In 1922, fifty years before Chief of Naval Operations Admiral Elmo Zumwalt authorized recognition of October 13th as the official birthday of the U.S. Navy, the Navy League of the United States sought to designate a day to celebrate the Navy. It chose October 27th, the birthday of former President Theodore Roosevelt. It was a fitting choice for up until that time there had been no greater proponent for the Navy, which he once said was “the right arm of the United States and is emphatically the peacemaker.” A student of naval history—he published his definitive history of the naval war of 1812 when he was just twenty-three years old—Roosevelt eventually served as Assistant Secretary of the Navy. As President, he famously dispatched the Great White Fleet, so named because the warships were painted a brilliant white to draw maximum attention, on an around-the-world cruise as a show of American naval might and many times ordered American warships to trouble spots when it was in the national interest.

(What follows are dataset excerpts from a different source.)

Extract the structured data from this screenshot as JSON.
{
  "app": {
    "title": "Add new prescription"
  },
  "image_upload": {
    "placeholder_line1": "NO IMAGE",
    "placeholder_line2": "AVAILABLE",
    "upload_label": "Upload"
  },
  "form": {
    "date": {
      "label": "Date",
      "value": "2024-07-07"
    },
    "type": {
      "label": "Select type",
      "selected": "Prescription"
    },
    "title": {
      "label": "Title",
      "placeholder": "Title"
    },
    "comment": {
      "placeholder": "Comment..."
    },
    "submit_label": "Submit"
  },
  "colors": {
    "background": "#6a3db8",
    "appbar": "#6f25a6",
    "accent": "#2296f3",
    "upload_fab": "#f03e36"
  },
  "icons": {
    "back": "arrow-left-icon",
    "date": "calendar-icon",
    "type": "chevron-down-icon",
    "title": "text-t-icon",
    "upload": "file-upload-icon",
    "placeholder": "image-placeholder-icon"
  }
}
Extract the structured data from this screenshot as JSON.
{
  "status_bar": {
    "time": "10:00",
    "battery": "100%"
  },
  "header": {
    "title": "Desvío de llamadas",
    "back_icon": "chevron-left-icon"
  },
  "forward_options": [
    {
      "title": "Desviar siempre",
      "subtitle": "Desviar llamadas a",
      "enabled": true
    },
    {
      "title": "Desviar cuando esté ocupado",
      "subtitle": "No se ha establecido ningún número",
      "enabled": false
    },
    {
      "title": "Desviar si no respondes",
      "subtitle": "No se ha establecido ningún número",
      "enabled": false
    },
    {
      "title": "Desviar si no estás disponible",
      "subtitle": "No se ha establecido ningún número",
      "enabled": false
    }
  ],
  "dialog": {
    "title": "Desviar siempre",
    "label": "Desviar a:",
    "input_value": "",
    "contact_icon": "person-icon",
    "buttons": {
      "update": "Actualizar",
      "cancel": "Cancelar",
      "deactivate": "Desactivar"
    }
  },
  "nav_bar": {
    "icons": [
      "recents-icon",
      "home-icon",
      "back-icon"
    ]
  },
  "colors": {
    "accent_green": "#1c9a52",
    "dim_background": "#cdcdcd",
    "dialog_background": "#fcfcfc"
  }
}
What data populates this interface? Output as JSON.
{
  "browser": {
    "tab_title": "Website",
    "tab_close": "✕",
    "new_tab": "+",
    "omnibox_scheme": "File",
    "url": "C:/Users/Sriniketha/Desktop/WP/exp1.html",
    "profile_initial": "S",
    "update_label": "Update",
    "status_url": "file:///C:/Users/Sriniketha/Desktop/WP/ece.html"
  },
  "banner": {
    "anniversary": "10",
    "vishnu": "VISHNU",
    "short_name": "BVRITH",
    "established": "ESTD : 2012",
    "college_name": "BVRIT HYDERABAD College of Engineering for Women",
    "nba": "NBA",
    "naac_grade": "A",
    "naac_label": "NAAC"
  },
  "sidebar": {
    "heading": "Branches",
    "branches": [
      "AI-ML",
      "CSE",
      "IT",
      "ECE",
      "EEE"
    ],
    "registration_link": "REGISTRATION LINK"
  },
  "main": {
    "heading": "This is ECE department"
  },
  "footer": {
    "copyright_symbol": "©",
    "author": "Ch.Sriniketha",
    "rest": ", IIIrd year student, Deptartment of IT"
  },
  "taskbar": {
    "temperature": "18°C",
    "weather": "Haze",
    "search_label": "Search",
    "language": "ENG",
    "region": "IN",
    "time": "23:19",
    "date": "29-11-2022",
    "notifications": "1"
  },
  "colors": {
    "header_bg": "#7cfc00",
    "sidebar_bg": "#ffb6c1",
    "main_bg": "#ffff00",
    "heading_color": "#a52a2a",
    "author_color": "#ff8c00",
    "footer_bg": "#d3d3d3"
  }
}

Navy Day was formally observed from 1922 until 1949, the first occurrence described by a New York City reporter. “Warships in the river, the brasses of each like gold, their coats of grey tint like satin robes, and a thousand school boys in khaki at a grave in Oyster Bay [Theodore Roosevelt’s final resting place], sketched in two scenes…the double holiday the metropolis celebrated today.” Subsequent Navy Day celebrations included a flight of the rigid airship Los Angeles (ZR 3), which stretched to a length of over 650 ft., over Washington D.C. in 1930, and port visits by Navy warships. Perhaps the grandest commemoration of all came on October 27, 1945, the first Navy Day following the end of World War II. A parade of ships that included the venerable carrier Enterprise (CV 6) and battleship Missouri (BB 63) were part of a presidential review in the Hudson River in the shadows of New York City’s skyline.
The legacy of the man who inspired Navy Day endures. One of the ships that his successors in the White House can order to respond to a crisis anywhere in the world is an aircraft carrier that bears his name. Additionally, in the more than century old history of naval aviation, the first significant event that occurred was a March 25, 1898, recommendation for the assignment of Army and Navy officers to investigate the applications of a flying machine developed by Samuel Langley for naval and military purposes. The idea was that of a young Assistant Secretary of the Navy named Theodore Roosevelt.